OFF-MARKET BUY-BACKS’ HIDDEN COST
The recent announcement by Telstra of a $1.5 billion share buy-back has sparked a call from the Institute of Public Accountants (IPA) for the Government to review the revenue leakage generated through off market buy-back schemes.
“In this difficult, fiscal deficit environment that Australia finds itself in, it’s time to have a look at the off-market share buy-back scheme loophole that continues to reduce the Commonwealth revenue line,” said IPA chief executive officer, Andrew Conway.
“Off-market share buy-backs are different to on-market shares bought directly through the ASX. They comprise of a capital and dividend component and are offered to all shareholders on an opt-in basis. If the shares were sold on-market there would not be any dividend component and the proceeds would be generally capital gains or losses.
“People on higher marginal tax rates receiving a dividend have to pay ‘top-up’ tax and are therefore, much less likely to participate in off-market share buy-back schemes.
“This creates an inequitable distribution of franking credits than would ordinarily be the case had the company paid the dividend equally amongst all shareholders. Off-market buybacks are mostly attractive to nil rate or low tax paying shareholders.
“For entities that pay no tax and superannuation funds paying no tax or up to 15 per cent tax, share buy-backs can be a genuine benefit as they receive the additional incentive of an imputation rebate directly from the Government.
“While buy-backs may be a useful tool for corporate entities in terms of capital management, they come at a cost to the taxpayer, as Treasury coffers miss out on top up tax due to the skewed distribution of franking credits.

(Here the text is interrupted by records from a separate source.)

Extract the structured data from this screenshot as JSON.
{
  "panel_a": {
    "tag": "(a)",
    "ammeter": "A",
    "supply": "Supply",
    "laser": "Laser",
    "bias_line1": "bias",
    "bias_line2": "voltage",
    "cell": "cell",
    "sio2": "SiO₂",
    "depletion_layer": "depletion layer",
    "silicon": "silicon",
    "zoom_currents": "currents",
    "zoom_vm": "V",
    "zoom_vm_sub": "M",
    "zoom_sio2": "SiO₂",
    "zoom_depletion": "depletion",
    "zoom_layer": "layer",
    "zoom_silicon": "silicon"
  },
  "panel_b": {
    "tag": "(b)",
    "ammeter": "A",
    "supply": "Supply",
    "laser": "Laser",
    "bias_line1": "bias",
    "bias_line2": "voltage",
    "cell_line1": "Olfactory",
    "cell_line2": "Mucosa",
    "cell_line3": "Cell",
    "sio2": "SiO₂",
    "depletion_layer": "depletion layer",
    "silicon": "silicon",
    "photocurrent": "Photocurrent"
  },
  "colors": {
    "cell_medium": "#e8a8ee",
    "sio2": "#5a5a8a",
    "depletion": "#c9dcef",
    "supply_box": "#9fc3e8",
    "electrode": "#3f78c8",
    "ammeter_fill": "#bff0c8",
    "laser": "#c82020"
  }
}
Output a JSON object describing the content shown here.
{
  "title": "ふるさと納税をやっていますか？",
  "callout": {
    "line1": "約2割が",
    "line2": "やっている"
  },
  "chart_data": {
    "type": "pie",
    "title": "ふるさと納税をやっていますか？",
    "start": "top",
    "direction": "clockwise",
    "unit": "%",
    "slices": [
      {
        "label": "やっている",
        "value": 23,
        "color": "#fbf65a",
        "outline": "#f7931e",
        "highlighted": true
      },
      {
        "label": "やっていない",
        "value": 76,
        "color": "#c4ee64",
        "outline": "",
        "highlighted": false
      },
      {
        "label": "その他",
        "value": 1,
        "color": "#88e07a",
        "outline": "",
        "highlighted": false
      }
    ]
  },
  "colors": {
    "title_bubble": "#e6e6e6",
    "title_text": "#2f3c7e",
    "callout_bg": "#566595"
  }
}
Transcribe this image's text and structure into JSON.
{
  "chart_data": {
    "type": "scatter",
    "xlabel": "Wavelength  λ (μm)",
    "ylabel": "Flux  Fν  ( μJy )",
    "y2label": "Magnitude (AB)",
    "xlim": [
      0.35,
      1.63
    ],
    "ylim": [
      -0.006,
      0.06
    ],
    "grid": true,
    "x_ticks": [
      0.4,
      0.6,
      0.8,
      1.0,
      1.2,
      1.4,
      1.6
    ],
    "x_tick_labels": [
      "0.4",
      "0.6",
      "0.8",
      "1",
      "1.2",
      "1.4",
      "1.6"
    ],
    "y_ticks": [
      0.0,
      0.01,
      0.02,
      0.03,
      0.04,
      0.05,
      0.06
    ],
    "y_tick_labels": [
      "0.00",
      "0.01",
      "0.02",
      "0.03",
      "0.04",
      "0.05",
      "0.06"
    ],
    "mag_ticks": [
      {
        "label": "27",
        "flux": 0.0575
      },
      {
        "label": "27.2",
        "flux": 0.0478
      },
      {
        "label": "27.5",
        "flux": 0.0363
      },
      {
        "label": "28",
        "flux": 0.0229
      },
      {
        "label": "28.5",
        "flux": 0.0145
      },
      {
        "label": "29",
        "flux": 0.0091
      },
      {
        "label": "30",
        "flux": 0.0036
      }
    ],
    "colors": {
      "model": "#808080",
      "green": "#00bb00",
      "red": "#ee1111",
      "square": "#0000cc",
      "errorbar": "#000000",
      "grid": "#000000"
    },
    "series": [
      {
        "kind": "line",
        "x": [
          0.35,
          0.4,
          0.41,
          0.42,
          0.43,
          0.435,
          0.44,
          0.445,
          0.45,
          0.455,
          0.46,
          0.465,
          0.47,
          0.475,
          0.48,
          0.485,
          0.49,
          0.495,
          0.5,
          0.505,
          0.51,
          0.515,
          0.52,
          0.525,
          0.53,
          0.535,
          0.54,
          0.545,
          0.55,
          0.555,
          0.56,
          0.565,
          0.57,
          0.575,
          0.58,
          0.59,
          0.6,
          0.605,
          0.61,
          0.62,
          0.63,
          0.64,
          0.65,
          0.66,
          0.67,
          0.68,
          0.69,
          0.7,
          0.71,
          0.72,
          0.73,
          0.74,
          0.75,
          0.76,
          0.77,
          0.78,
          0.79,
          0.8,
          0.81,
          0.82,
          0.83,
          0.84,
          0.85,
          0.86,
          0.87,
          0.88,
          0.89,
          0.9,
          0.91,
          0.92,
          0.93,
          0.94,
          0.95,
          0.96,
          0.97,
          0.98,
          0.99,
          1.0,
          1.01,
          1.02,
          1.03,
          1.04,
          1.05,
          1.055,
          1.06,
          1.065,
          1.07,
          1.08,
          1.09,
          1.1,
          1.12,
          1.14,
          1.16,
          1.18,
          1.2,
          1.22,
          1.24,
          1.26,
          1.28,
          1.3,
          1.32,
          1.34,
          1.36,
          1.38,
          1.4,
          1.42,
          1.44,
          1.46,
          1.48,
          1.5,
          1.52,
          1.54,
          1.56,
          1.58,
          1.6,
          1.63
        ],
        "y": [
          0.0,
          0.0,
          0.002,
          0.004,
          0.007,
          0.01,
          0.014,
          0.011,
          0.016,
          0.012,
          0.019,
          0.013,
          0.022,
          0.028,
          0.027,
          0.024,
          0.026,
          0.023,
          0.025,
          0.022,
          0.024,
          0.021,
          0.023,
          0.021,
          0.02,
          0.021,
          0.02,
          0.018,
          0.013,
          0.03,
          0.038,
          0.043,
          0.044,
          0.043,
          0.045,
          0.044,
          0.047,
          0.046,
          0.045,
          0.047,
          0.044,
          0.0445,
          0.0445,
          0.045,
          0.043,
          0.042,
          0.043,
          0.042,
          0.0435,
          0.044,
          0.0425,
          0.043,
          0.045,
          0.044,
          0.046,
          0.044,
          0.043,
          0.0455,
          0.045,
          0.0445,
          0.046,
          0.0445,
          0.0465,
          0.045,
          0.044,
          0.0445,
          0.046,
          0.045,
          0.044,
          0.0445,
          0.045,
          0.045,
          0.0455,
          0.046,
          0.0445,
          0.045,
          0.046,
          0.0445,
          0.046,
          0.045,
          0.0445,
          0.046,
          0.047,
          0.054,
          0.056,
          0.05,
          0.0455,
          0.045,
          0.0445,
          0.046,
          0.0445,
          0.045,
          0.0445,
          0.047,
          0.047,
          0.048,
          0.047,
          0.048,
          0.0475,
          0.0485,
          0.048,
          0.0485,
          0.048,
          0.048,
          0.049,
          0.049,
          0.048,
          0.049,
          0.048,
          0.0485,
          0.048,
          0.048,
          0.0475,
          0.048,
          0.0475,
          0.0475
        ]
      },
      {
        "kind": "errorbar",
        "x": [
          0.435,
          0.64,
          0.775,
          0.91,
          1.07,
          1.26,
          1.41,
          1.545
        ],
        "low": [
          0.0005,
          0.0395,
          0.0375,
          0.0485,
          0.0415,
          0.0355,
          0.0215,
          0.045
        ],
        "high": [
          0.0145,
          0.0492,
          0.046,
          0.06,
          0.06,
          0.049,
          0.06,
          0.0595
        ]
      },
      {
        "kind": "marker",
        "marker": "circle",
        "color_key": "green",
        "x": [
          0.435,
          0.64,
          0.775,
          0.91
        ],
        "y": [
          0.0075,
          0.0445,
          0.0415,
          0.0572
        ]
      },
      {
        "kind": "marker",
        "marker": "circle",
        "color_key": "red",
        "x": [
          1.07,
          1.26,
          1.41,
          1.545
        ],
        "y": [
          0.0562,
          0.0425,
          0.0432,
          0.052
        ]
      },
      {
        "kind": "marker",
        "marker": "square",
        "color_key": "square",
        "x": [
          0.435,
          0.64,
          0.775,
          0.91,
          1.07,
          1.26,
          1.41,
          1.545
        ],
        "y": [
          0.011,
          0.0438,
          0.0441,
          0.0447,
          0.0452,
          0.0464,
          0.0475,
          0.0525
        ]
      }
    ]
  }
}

“Streaming of franking credits to specific classes of shareholders (ie those paying nil or low tax) is normally caught by anti-avoidance streaming rules.
“If more major listed entities engage in off-market share buy-backs the revenue leakage cannot be ignored while we are running historically high budget deficits and likely to do so in the short to medium term.
“The Government needs to seriously consider the tax treatment of off-market share buy-backs, for the benefit of all taxpayers,” said Mr Conway.